Noticias médicas

Publicado el 7 de febrero de 2006

Organizado por Fundación Roemmers.

Crece la esperanza de sumar donantes.

Un encuentro con expertos.

 En el Simposio Internacional sobre Procuración y Transplante de Organos que organizó al Fundación Roemmers de Buenos Aires, la doctora María del Carmen Bacqué, presidente del Instituto Nacional Central Unico Coordinador de Ablación e Implante (INCUCAI), ofreció un estado de situación sobre la procuración y donación de órganos y tejidos en la Argentina.

"Desde 1993 se ha logrado un gran impulso a la actividad de la procuración, aunque aún falta un largo camino por recorrer", dijo Bacqué quien comenzó su exposición con una breve historia de los transplantes en el país.

"En 1920 se hizo el primer transplante de tejidos y en el año `57, el primer transplante renal", informó. "Durante los ´70 -continuó- tuvo lugar la generación de una marco legal a través de la Ley 21.541 y en los ´80, con la participación inestimable del doctor René Favaloro (presente en la sala), alcanzaron un gran impulso los transplantes de órganos sólidos no renales y cardíacos".

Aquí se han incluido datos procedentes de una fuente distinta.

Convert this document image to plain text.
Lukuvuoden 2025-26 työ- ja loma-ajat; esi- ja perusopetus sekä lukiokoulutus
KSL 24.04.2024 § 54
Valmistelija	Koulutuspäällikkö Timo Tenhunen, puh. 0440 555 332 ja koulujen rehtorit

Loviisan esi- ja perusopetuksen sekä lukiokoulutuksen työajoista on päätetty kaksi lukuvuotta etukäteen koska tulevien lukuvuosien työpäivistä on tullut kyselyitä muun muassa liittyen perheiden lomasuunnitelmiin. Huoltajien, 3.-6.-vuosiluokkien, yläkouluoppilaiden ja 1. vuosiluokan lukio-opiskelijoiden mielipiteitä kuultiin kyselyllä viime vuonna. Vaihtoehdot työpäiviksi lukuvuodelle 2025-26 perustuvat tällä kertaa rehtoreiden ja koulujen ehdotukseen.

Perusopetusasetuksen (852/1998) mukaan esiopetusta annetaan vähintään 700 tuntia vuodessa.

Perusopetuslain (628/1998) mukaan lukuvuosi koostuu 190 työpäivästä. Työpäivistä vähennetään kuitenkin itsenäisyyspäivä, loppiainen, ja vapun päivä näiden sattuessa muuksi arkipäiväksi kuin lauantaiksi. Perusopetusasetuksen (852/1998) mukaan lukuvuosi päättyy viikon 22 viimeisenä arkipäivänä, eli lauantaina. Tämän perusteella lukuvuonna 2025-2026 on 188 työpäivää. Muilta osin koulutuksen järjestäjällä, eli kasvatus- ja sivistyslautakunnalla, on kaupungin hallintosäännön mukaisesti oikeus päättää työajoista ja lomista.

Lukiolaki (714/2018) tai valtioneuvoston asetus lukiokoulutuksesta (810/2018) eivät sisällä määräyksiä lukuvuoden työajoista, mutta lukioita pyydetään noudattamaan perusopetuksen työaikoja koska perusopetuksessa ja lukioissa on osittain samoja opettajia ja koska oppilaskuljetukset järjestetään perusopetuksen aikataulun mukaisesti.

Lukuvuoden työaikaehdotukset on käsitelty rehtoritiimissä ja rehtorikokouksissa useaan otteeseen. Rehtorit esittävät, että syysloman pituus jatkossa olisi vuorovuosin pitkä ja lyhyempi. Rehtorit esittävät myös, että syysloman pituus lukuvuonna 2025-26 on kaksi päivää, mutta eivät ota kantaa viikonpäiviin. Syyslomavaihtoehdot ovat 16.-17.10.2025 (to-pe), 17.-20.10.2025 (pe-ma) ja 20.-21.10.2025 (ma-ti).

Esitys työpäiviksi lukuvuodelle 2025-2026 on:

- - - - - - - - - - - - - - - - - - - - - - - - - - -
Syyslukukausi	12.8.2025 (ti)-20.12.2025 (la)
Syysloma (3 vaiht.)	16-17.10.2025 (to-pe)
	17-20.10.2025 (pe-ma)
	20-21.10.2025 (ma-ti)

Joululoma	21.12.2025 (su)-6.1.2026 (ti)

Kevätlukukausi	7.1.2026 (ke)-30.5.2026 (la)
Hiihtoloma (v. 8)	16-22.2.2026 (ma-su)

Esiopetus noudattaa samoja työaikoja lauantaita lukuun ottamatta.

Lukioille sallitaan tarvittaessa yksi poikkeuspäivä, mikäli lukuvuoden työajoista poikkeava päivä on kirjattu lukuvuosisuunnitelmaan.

El recorrido cronológico de la funcionaria concluyó con la mención del primer transplante de páncreas logrado en la Argentina, durante 1993 y con un presente auspicioso, ya que fue en el 2000 cuando se produjo el primer transplante de intestinos.


Estadísticas

Las estadísticas actuales sobre la donación de órganos muestran un mapa de situación con mejorías marcadas, pero que aún no son suficientes ni permiten hablar de un escenario propicio. Por ejemplo: uno de cada tres transplantados renales lo son gracias al hecho de tener un hermano, tío, padre o abuelo que decide donar su riñón. Por otro lado, el tiempo de espera de un órgano de esta clase es de cinco años, lo que para algunos significa demasiado tiempo: de cada diez pacientes que esperan un corazón o un hígado, tres mueren durante los años de espera.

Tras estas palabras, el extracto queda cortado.